I bolded that line in particular, because I think it represents a perfect storm of atrociousness. The student simply focuses on how viscerally offensive it is. And there is that. But consider deeper. The idea that particular facial features are symptomatic of being Nazi-like is essentially biological racism. There is little to distinguish it. The claim is that something embedded in this man's genetic code -- something as inherent as ones bodily structure -- is enough to make one into a Nazi. Ironically enough, it is precisely that sort of phenotypic sorting that most closely resembles Nazi practice. Looking like a Jew is itself a moral disease.
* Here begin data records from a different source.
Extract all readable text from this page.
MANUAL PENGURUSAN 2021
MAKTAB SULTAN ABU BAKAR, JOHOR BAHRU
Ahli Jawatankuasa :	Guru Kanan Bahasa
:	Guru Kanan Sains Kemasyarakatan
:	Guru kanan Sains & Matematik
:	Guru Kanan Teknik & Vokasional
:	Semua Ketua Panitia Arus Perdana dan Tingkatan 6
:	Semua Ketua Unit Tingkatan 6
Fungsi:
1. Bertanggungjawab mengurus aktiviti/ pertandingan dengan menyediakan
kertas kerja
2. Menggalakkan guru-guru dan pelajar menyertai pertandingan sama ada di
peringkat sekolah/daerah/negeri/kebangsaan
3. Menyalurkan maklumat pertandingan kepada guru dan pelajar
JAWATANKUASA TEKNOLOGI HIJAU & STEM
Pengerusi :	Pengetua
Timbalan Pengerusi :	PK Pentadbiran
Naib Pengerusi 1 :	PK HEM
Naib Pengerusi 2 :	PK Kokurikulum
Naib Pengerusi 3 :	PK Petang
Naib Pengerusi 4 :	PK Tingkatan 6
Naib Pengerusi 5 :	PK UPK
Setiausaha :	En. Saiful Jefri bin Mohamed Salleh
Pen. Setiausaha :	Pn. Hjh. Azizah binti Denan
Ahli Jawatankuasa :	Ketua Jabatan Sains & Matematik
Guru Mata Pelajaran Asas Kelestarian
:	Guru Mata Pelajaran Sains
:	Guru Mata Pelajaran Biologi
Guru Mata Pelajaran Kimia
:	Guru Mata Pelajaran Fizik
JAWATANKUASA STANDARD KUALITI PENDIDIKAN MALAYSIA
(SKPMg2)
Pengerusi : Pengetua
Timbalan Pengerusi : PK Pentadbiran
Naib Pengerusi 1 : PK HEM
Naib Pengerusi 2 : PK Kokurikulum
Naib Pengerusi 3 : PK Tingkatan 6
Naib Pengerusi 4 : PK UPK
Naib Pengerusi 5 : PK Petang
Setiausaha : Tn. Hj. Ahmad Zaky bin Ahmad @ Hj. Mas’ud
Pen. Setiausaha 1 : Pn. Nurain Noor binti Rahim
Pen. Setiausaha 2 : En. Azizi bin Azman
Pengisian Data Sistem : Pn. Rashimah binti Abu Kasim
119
Even if we assume that the man had features that looked Germanic, instead of "classically" Ashkenazi Jewish, what is the woman forgetting? Who does she think was killed by the Nazis? Does she not realize that there were German Jews; that they, too, were victimized in the Holocaust. I believe she does. She has been squeezed into a contorted mask of moral hatred, and the BDS vote was what she saw as an appropriate outlet for it. It's indicative of a person who simply doesn't care about Jews, who doesn't care about Jewish experience, who fundamentally doesn't care about Jewish lives. And in my experience, while she may have been more overt in causing offense, that fundamental disregard for equal human dignity is indicative of the sort of person who joins the BDS movement.